I Got An Abortion And Didn’t Tell The Guy: Did I Do The Right Thing?

Having a baby would have changed my entire world. Mine, not his. So yes, it is my choice. But that doesn’t make it feel any better.

The line appeared quickly, so faint you could hardly see it. My hands shaking, I grabbed my phone and quickly Googled “faint line, pregnancy test,” which resulted in pages of infertility blogs with posts screaming “I had a really faint pregnancy test and now I have a beautiful 1-year old.”

Now in full panic mode, I drove back to the Walgreens I had just left an hour before, cursing myself for buying the cheapest, generic pregnancy test I could find, and purchased two additional (more expensive) tests, both of which confirmed what I already knew in my gut: I was pregnant.

I have always wanted kids, but I knew that this wasn’t how I wanted to become a mother. After an agonizing day, spent crying on my couch with a few of my closest friends, I woke up the next morning feeling clarity, knowing that I was going to have an abortion. While I cannot even put into words the anguish that came along with this choice (as my mother simply put it: “It’s a lot to give up”) it was, in the end, a pretty clear decision for me.

What was not as clear a decision, and something that has proven to be the most complex thing to navigate, has been my decision to not tell the guy. He wasn’t someone I dated—we had been having casual sex on and off for about five months when I got pregnant. A professional athlete who traveled a lot for work, he would call when he got back in town and we would pick up where we left off. From the moment we met, I had a very visceral, physical reaction to him. I joked to my friends that my loins reached out to him.

It was, quite simply, the best sex of my life. It wasn’t about the emotional attachment, our bodies just worked together. And not just during sex—we would also spend hours cuddling and sleeping, our bodies intertwined in a way usually reserved for actual couples.

When I found out I was pregnant, he was in Europe for work, with no real return date. We didn’t, and don’t, keep in touch when he’s traveling. I spent days agonizing about whether or not to involve him, but after talking to a mutual friend who knows him better than I do, I made the hard decision not to tell him. At least not yet.

I played through the possible scenarios, the best of which would be that he’d be incredibly supportive. But then, I knew that as vulnerable as I was (and still am), I would fall in love with him. And then he would leave and my heart would be broken. Again.

However, a far more likely scenario (according to our friend, who’s pretty sure he’s anti-choice) is that he would be unsupportive, and repeat back to me the very worst things I’ve already said to myself about my choice to terminate my pregnancy: that I’m a coward, selfish, a murderer. That would have broken me, would break me now.

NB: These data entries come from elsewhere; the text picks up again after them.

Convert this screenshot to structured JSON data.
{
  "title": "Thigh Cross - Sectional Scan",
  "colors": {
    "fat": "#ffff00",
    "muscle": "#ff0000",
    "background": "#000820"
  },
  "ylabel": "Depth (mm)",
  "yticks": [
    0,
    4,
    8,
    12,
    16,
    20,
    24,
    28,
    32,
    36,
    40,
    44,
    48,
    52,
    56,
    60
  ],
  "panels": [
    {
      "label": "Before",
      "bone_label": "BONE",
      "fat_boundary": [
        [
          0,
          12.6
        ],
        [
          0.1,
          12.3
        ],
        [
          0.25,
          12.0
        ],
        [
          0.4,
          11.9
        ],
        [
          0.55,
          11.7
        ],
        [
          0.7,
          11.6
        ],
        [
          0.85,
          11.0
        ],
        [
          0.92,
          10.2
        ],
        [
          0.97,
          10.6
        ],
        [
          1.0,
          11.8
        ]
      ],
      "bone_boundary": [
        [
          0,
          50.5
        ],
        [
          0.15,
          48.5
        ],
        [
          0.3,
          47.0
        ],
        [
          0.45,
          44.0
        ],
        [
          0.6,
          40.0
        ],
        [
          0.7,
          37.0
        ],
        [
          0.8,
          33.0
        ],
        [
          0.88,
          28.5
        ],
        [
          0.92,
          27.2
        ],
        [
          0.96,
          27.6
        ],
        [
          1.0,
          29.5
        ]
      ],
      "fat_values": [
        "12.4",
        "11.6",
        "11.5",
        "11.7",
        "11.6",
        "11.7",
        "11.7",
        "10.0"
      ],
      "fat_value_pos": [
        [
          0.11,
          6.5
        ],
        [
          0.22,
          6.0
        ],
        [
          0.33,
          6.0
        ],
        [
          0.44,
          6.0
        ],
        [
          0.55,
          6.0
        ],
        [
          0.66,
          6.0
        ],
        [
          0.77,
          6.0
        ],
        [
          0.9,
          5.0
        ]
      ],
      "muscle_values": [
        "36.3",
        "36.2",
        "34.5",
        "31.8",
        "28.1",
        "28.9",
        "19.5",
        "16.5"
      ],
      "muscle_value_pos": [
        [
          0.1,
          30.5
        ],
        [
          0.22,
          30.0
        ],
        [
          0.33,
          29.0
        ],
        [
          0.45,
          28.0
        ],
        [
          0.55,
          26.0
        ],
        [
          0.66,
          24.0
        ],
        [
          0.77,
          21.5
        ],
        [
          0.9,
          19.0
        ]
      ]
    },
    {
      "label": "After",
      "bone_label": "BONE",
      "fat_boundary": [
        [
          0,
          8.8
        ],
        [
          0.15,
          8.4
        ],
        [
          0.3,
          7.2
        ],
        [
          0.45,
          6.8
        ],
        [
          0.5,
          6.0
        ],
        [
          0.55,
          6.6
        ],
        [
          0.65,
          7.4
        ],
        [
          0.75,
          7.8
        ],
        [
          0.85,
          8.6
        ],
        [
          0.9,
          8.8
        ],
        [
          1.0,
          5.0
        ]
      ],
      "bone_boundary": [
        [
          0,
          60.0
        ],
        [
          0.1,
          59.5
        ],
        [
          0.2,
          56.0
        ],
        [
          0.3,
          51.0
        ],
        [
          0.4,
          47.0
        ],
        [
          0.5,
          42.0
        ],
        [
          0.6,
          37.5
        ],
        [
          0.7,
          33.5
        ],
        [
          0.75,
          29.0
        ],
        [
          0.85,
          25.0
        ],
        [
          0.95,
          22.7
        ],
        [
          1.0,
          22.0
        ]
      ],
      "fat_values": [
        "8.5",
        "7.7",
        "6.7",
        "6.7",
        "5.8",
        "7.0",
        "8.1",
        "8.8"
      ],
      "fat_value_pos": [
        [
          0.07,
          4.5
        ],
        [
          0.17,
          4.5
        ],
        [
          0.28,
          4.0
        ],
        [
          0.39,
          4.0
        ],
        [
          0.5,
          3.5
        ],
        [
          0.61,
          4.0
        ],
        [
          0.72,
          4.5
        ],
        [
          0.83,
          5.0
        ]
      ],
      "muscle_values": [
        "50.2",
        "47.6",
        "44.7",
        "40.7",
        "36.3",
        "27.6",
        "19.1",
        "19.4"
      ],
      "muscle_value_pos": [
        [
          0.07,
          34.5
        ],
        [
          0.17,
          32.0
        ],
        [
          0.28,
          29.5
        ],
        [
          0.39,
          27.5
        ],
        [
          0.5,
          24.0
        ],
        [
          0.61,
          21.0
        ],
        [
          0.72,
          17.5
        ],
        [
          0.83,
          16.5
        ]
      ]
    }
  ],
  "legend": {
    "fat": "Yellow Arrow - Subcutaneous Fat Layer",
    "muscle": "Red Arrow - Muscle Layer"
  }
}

At first, I felt OK with my decision not to tell him—I knew having an abortion was the right choice for me. Immediately after, I was consumed with (irrational) anger at him. He was in Europe, oblivious, and I was here—in pain, sad, and bleeding.

But as time has passed, I’m haunted by thoughts of him. I have nightmares where he comes back into town and wants to have sex and I am screaming at him, “This matters! You need to know this matters!” In my weakest moments, when I’m lying in bed alone at night, when it all feels like too much, all I want is him here, to hold me and make me feel cared for. I want to feel a connection with him that might somehow justify the nightmarish turn this took.

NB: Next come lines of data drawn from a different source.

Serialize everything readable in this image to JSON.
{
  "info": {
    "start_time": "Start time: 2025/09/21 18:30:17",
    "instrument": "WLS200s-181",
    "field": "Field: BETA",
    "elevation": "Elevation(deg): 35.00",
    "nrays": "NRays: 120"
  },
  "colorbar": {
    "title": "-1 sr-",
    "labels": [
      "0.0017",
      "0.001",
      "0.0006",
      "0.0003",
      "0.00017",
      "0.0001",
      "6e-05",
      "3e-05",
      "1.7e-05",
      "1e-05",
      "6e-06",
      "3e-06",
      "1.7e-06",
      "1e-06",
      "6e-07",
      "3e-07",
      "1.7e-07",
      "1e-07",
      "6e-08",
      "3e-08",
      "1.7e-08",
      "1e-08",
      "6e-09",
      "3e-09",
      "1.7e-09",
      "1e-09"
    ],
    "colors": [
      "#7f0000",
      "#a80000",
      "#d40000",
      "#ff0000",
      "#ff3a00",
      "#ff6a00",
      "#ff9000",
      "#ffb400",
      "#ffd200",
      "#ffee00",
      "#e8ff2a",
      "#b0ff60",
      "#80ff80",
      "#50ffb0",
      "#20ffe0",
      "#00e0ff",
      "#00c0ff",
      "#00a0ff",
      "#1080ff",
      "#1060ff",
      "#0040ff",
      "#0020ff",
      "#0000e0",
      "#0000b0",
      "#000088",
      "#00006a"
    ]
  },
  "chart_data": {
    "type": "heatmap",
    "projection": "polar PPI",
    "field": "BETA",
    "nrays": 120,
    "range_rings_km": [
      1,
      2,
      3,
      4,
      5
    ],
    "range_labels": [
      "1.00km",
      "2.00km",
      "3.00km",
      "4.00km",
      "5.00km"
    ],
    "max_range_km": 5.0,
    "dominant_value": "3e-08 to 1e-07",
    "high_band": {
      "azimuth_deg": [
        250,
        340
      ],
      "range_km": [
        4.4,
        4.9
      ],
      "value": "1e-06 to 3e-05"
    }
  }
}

My mind often flashes back to the moment I got pregnant. We always used condoms. But late one morning, we were lying in my bed, the sun filtering through the closed blinds. He rolled over half asleep to pull me closer. I reached up to kiss him. His hand moved to my leg. I climbed on top of him, and you know the rest. Without a condom.

The guilt around that moment is sometimes all-consuming. I was the instigator. And then I made the decision to end the pregnancy without telling him. Did I have the right to do that?

I know some people might think I’m a horrible person for not telling him. And some will say I shouldn’t even acknowledge him, that it’s my body and it’s my choice. I see both sides.

Having a baby would have changed my entire world. Mine, not his. So yes, it is my choice. But that doesn’t make it feel any better.

I’m not sure how I’ll react when he gets back into town and calls me. I’m terrified that he’s going to just show up at work one day and I’ll have a meltdown. I don’t know if I made the right decision by not telling him. But I did what I thought was right for me in that moment. And I guess that has to be enough.